In short, Greece has gone from being Ground Zero of the eurozone crisis, and the best example of its mismanagement by the EU authorities, to a perfect example of how financial exuberance can ride on the back of economic misery. This disparity’s most worrying aspect is that profit-driven traders are not wrong to snap up the paper assets of a sinking country. From their short-term perspective, it’s an irresistible play – and their bottom line confirms this. But it is wrong, even reckless, to conclude that, because traders are making a mint with Greek assets, the underlying reality must be improving.

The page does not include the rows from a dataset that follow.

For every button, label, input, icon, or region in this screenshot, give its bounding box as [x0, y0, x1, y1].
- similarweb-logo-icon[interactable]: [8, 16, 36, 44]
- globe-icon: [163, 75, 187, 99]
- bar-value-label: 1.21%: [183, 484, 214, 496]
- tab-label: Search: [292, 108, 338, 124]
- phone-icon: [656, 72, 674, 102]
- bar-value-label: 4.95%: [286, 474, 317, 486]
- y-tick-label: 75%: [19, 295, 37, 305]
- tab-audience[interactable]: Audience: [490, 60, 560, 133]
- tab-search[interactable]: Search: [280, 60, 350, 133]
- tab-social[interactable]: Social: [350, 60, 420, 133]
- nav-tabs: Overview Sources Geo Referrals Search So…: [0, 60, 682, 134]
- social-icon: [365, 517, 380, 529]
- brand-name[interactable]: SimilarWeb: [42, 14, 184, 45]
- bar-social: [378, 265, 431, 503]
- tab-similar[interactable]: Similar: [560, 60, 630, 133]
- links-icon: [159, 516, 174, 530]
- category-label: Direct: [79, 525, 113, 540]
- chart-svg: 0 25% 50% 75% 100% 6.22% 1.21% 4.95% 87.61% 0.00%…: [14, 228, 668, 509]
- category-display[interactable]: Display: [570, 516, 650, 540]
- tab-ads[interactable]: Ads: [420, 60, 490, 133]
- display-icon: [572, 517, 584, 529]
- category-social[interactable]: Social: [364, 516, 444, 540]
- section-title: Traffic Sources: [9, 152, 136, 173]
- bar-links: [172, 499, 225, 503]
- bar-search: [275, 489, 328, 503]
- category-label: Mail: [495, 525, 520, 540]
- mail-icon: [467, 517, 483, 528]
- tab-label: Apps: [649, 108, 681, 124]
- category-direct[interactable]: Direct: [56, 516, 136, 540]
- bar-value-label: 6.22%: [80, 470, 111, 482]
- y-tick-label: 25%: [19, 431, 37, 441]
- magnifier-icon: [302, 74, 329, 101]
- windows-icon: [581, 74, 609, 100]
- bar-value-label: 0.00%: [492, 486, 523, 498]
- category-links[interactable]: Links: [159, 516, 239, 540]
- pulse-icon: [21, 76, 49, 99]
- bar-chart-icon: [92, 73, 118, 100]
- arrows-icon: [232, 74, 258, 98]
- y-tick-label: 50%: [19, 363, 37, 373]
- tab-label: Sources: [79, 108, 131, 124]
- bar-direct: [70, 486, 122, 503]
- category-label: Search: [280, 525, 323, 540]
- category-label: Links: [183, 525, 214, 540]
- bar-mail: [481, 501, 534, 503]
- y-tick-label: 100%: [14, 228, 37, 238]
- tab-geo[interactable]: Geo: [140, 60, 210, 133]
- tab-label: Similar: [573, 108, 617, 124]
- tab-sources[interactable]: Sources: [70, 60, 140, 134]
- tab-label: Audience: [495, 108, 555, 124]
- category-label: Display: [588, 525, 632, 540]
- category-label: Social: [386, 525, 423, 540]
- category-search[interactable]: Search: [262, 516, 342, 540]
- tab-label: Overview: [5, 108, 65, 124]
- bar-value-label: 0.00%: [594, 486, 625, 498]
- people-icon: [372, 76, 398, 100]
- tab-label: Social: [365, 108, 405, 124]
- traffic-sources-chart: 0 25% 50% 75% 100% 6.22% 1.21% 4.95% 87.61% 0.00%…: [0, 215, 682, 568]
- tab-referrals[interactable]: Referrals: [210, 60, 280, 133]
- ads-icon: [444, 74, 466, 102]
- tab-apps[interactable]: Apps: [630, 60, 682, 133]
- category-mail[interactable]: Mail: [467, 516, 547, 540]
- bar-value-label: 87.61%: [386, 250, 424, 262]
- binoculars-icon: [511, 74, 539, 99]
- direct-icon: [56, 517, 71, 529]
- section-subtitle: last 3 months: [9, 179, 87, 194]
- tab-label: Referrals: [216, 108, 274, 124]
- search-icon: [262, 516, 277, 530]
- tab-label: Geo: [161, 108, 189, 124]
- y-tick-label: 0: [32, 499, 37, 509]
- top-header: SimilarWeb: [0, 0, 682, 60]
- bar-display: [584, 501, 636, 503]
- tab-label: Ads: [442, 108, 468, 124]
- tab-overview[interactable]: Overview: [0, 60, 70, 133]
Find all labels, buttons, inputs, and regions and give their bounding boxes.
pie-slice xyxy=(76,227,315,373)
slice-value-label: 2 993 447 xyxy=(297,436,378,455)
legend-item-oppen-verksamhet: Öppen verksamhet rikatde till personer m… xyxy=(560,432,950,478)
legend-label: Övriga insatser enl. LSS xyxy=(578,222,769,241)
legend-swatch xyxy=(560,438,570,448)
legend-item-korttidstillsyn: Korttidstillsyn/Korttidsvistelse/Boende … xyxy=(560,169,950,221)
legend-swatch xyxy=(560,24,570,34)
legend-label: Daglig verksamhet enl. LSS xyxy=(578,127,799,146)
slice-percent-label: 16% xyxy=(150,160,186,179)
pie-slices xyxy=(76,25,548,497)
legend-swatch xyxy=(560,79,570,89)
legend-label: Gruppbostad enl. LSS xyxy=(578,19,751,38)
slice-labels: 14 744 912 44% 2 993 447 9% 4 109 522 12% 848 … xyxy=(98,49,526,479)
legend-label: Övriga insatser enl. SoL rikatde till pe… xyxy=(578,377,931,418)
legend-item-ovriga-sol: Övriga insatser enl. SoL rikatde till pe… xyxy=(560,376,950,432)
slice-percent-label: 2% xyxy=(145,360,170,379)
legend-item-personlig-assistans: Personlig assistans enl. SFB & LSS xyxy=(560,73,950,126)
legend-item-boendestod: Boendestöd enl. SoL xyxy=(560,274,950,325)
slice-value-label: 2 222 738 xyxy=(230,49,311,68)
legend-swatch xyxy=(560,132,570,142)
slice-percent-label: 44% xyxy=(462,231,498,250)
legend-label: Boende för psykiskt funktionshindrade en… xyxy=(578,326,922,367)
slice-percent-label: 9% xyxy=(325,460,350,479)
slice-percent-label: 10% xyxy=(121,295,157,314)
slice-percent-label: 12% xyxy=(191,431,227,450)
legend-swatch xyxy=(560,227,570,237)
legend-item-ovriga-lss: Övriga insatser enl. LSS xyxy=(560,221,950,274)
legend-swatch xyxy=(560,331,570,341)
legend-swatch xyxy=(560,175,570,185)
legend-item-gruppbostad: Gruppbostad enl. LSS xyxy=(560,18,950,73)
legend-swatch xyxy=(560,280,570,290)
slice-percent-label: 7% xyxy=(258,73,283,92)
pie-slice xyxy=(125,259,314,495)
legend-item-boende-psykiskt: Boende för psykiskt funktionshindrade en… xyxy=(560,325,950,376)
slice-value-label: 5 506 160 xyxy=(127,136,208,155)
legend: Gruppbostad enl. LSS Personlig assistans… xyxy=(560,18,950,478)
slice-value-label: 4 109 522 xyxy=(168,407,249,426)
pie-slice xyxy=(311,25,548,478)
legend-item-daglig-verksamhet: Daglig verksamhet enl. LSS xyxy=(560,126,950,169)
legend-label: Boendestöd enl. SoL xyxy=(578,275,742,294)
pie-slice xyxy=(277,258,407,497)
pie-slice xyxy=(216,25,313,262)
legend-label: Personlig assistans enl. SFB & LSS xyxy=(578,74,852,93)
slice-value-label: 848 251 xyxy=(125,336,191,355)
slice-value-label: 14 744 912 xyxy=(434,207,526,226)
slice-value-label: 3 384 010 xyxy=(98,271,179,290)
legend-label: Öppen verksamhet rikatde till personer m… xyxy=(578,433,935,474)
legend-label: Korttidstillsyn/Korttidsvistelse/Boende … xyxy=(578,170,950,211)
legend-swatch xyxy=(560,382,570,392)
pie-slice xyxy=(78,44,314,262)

The rest of the world would benefit from viewing this disconnect as a symptom of a global predicament. In June 2017, Argentina issued a 100-year bond worth $2.75bn that sold like hot cakes on the strength of great, and greatly mistaken, expectations of the Argentine economy’s prospects under a new neoliberal administration. While those trades have already proved foolhardy, there is hard evidence that average total returns to investors are higher when they buy the debt of countries that default more frequently. But financiers’ penchant for investing in low-quality debt and talking up non-existent opportunities is most dangerous when applied to private, as opposed to public, debt.
During the first three months of this year, a stupendous 40% of all loans to highly indebted companies in the United States went to the least solvent. According to the Federal Reserve, this over-leveraged lending increased 20.1% in 2018, while other sources report a deterioration in underwriting standards. Credit is being channelled to low-rated, heavily indebted companies, overshadowing the safer high-yield bond market as a source of financing. According to LCD, a division of S&P Global Market Intelligence, the leveraged loan market has now exceeded $1.2tn, overtaking traditional junk bonds and undermining less risky covered bonds.
Greece is in the vanguard of this trend, attracting fair-weather, shallow, speculative trades, while patient investment in its economic recovery is nowhere to be seen. After 2008, Greece came to symbolise global capitalism’s failure to balance credit and trade flows. Today, as the global mismatch between economic reality and financial returns grows, there is clear danger that, once again, the country is foreshadowing a new phase of the global crisis. When vultures grow fat on a corpse, they do not revive it. – Project Syndicate

* Yanis Varoufakis, a former finance minister of Greece, is professor of Economics at the University of Athens.